La commande sembla décevoir le petit vieux. Il regarda pensivement son ballon de beaujo presque vide. « Tiens et quand t’auras servi le monsieur, moi tu me remettras la même chose, Jean-François. Chacun sa technique de chauffe, ha ha !

– Haha ! » admit l’étranger, «…C’est pas que j’aie fait vœu d’abstinence mais boire ou conduire, comme ils disent à la télé… Trois points, c’est vite perdu, par les temps qui courent. » La bonne humeur de Bongarçon était à peine feinte. De lui-même, le loufiat avait abordé le sujet qui l’amenait dans le coin. Y avait plus qu’à rebondir : « Le terrain de foot ? Marrant, j’allais justement vous demander comment on va au stade « Joseph Ujlaki », en voiture.

– Rien de plus simple. Comme dit monsieur Raymond, suffit de prendre à droite après la basilique, là-haut… Et d’avoir de bons freins ! Mais, ce soir, à mon avis, y a pas d’entraînement.

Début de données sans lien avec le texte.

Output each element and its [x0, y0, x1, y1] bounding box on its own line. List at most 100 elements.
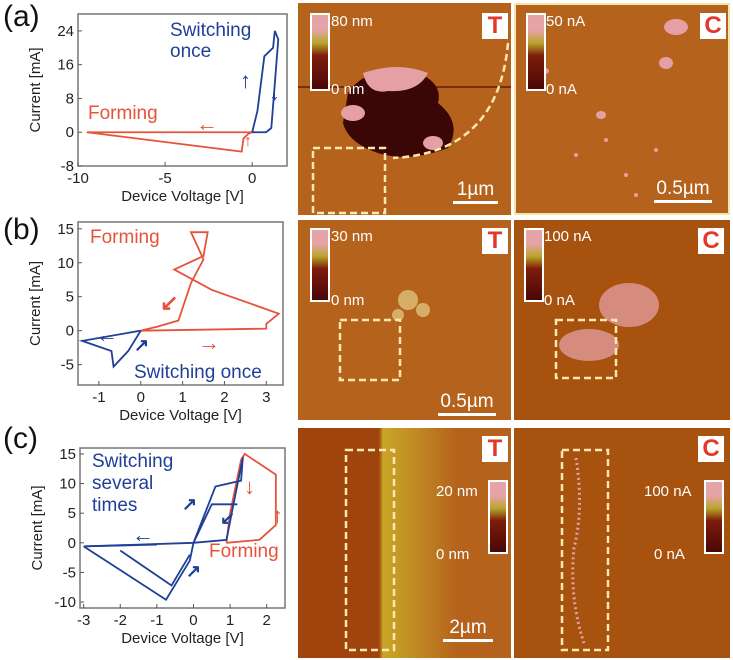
x-tick-label: -1	[92, 389, 105, 406]
arrow-right-icon	[198, 332, 220, 354]
x-tick-label: -3	[77, 612, 90, 629]
switching-label-a: Switching once	[170, 20, 252, 62]
series-line-forming	[140, 231, 281, 332]
afm-current-b: 100 nA 0 nA C	[514, 220, 730, 420]
scale-bar: 0.5µm	[438, 391, 496, 416]
x-axis-label: Device Voltage [V]	[119, 407, 242, 424]
x-tick-label: -10	[67, 170, 89, 187]
x-axis-label: Device Voltage [V]	[121, 188, 244, 205]
series-line-forming	[86, 131, 256, 153]
arrow-up-icon	[272, 505, 283, 527]
scale-bar: 2µm	[443, 617, 493, 642]
arrow-up-right-icon	[134, 336, 149, 354]
colorbar	[704, 480, 724, 554]
colorbar-max: 100 nA	[544, 228, 592, 245]
x-tick-label: 2	[263, 612, 271, 629]
colorbar-min: 0 nm	[436, 546, 470, 563]
current-badge: C	[700, 13, 726, 39]
plot-frame	[79, 447, 286, 609]
arrow-down-icon	[269, 82, 280, 104]
arrow-up-right-icon	[186, 562, 201, 580]
y-tick-label: 10	[57, 255, 74, 272]
x-axis-label: Device Voltage [V]	[121, 630, 244, 647]
colorbar	[310, 228, 330, 302]
y-axis-label: Current [mA]	[27, 261, 44, 346]
panel-label-b: (b)	[3, 213, 40, 246]
x-tick-label: -2	[114, 612, 127, 629]
y-tick-label: 15	[59, 446, 76, 463]
colorbar	[310, 13, 330, 91]
colorbar	[524, 228, 544, 302]
colorbar-max: 50 nA	[546, 13, 586, 30]
arrow-left-icon	[96, 324, 118, 346]
x-tick-label: 1	[226, 612, 234, 629]
current-badge: C	[698, 228, 724, 254]
y-tick-label: 0	[66, 124, 74, 141]
series-line-switching-once	[251, 30, 280, 134]
colorbar	[526, 13, 546, 91]
panel-label-c: (c)	[3, 422, 38, 455]
colorbar-min: 0 nA	[654, 546, 685, 563]
switching-label-c: Switching several times	[92, 451, 174, 516]
forming-label-b: Forming	[90, 227, 160, 248]
x-tick-label: 0	[248, 170, 256, 187]
colorbar-max: 100 nA	[644, 483, 692, 500]
arrow-down-left-icon	[160, 292, 178, 314]
topography-badge: T	[482, 436, 508, 462]
x-tick-label: -5	[158, 170, 171, 187]
topography-badge: T	[482, 13, 508, 39]
x-tick-label: 0	[137, 389, 145, 406]
arrow-up-right-icon	[182, 495, 197, 513]
forming-label-a: Forming	[88, 103, 158, 124]
afm-current-c: 100 nA 0 nA C	[514, 428, 730, 658]
panel-label-a: (a)	[3, 0, 40, 33]
y-axis-label: Current [mA]	[27, 47, 44, 132]
colorbar-min: 0 nm	[331, 81, 365, 98]
scale-bar: 1µm	[453, 179, 498, 204]
plot-frame	[77, 221, 284, 386]
x-tick-label: 2	[220, 389, 228, 406]
arrow-up-icon	[244, 134, 252, 150]
series-line-switching-several-times	[83, 542, 195, 601]
colorbar-min: 0 nA	[546, 81, 577, 98]
y-tick-label: 0	[66, 323, 74, 340]
afm-topography-b: 30 nm 0 nm T 0.5µm	[298, 220, 511, 420]
y-tick-label: -10	[54, 594, 76, 611]
colorbar-max: 30 nm	[331, 228, 373, 245]
y-tick-label: 24	[57, 23, 74, 40]
y-tick-label: 16	[57, 57, 74, 74]
topography-badge: T	[482, 228, 508, 254]
colorbar-min: 0 nA	[544, 292, 575, 309]
arrow-left-icon	[196, 113, 218, 135]
x-tick-label: 0	[189, 612, 197, 629]
plot-frame	[77, 13, 288, 167]
y-tick-label: -5	[61, 357, 74, 374]
current-badge: C	[698, 436, 724, 462]
y-axis-label: Current [mA]	[29, 485, 46, 570]
y-tick-label: 5	[68, 505, 76, 522]
y-tick-label: 10	[59, 476, 76, 493]
series-line-switching-several-times	[119, 549, 191, 587]
forming-label-c: Forming	[209, 541, 279, 562]
x-tick-label: 3	[262, 389, 270, 406]
switching-label-b: Switching once	[134, 362, 262, 383]
x-tick-label: 1	[178, 389, 186, 406]
series-line-switching-once	[78, 329, 142, 369]
y-tick-label: 8	[66, 90, 74, 107]
arrow-up-icon	[240, 70, 251, 92]
scale-bar: 0.5µm	[654, 178, 712, 203]
colorbar-min: 0 nm	[331, 292, 365, 309]
afm-current-a: 50 nA 0 nA C 0.5µm	[514, 3, 730, 215]
series-line-switching-several-times	[192, 503, 238, 544]
arrow-down-icon	[244, 476, 255, 498]
y-tick-label: -5	[63, 564, 76, 581]
y-tick-label: 15	[57, 221, 74, 238]
y-tick-label: -8	[61, 158, 74, 175]
afm-topography-c: 20 nm 0 nm T 2µm	[298, 428, 511, 658]
y-tick-label: 5	[66, 289, 74, 306]
colorbar	[488, 480, 508, 554]
arrow-left-icon	[132, 524, 154, 546]
afm-topography-a: 80 nm 0 nm T 1µm	[298, 3, 511, 215]
colorbar-max: 20 nm	[436, 483, 478, 500]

– La « trêve des confiseurs » qu’ils appellent ça, à la télé ! La trêve des branleurs, oui ! » Le somnolent du bout du zinc reprenait du service, « …Quand tu vois ce qu’ils se mettent dans les fouilles, ces tarlouzes ! N’importe qui peut enfiler un short trop grand, se teindre en blond platine et crier au viol dès qu’il perd le ballon ! Combien il ramasse le Neymar, déjà ? Quelque chose comme trois patates par mois, je crois bien ! Sans les primes ! …Sans les primes, t’imagines !!!

– Calme ta joie, Seb ! Le jour où Gilles-William tournera à trois briques…

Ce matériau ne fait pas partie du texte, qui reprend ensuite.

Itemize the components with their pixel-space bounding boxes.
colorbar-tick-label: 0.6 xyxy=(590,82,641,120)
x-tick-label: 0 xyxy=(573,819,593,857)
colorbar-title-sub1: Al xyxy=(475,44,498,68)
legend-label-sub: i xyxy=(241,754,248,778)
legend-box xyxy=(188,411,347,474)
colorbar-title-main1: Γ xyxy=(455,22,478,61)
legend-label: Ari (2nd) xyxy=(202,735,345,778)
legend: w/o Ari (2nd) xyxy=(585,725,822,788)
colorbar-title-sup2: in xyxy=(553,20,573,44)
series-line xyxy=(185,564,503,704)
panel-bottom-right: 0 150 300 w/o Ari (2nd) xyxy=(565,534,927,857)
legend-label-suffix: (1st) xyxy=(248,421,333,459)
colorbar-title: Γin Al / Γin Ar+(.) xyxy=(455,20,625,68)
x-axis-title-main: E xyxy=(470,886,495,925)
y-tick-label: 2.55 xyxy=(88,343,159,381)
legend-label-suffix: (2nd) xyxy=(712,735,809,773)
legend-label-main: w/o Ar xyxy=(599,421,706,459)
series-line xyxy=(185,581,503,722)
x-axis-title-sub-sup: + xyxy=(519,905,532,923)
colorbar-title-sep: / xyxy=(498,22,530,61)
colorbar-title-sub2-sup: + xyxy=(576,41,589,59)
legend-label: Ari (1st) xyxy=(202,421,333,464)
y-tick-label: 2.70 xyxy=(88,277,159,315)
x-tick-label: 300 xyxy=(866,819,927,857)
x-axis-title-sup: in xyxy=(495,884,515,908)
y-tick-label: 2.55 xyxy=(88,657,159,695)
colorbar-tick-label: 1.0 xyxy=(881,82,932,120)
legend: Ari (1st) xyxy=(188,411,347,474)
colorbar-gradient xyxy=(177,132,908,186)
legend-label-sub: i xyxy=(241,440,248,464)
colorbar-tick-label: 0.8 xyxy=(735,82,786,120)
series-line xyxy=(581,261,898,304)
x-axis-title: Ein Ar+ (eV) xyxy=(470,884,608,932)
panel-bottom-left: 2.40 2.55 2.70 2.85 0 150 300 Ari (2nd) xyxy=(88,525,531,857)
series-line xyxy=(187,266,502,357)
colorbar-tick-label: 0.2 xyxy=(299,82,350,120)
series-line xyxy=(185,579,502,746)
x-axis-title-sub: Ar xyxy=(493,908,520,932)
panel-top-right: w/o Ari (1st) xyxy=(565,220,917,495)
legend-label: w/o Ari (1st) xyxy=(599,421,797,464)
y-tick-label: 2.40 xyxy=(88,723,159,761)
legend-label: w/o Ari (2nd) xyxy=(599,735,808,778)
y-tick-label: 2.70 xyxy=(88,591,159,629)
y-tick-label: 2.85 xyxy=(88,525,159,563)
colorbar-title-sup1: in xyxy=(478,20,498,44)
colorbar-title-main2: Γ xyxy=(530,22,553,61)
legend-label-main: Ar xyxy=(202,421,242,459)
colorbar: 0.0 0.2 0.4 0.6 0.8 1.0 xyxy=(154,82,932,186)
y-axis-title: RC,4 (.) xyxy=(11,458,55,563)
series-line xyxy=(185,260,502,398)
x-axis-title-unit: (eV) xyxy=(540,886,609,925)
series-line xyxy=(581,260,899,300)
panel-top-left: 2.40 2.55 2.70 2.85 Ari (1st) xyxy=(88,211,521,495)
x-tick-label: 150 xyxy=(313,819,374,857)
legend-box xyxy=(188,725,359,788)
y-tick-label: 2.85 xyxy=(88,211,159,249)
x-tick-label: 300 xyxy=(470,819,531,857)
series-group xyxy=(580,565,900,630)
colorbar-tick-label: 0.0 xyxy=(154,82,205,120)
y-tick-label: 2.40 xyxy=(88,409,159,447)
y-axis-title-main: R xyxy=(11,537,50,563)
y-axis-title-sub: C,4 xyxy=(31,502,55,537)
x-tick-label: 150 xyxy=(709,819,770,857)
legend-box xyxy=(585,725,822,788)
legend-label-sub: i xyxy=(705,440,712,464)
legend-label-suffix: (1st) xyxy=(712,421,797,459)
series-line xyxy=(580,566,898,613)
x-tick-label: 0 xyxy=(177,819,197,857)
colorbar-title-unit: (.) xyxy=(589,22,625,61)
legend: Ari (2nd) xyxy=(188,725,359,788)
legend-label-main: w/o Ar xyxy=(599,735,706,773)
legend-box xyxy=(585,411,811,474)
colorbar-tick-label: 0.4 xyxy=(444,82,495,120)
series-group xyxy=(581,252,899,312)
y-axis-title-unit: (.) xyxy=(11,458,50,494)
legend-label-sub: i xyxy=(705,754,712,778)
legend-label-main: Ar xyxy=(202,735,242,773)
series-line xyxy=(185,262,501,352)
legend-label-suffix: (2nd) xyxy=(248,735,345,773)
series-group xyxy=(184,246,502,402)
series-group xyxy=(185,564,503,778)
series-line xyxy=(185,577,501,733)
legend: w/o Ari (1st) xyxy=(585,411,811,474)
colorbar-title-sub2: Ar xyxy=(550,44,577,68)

– Manquerait plus que ça ! Il a encore pas trop fait d’ étincelles, hier, l’avant-centre de l’AS ! …À ce qu’on m’a raconté parce que moi j’y vais plus, au match. Je préfère autant rester au chaud devant ma télé.

– Oui eh bien moi j’y étais, hier ! Et j’ai pas regretté ! » Le gazier au look « clerc de notaire en pré-retraite » qui jusqu’alors n’avait pas levé les lunettes de son Tiercé Magazine venait de faire entendre sa voix de crécelle. B. dressa l’oreille.

-…Non pas que le match en lui-même ait valu le déplacement. À mon avis, tant qu’on aura pas changé d’entraîneur mais ça c’est mon avis… Bref, on s’était  fait surclasser bien comme il faut pendant toute la partie et Marches-Brazay allait ramasser ses trois points tranquillou quand le petit niakoué qui joue à l’aile droite chez nous, comment il s’appelle déjà…

– Joseph ? Il est pas vietnamien, il est de la Guadeloupe, je crois bien. Ou de la Réunion, je sais plus… », intervient le petit vieux  à casquette .

– J’ai jamais dit qu’il était vietnamien !

– Ah je regrette ! T’as dit « le niakoué ». À l’origine, les niakoués c’est des jaunes ! Si t’avais fait l’Indochine, tu le saurais ! Pas vrai Jean-François ?

Pris de court, le patron se masse le menton, embarrassé pour répondre. « Bah, niakoué, bougnoule, mal blanchi, on se comprend. Français d’adoption, quoi…» Il gratifie l’étranger d’un sourire mi-figue, mi-raisin. Il ne tient pas à perdre un client connement, en passant pour le gros raciste qu’il est. « …Vas-y, Christophe continue ! Elle est marrante ton histoire. J’aime bien comment tu racontes.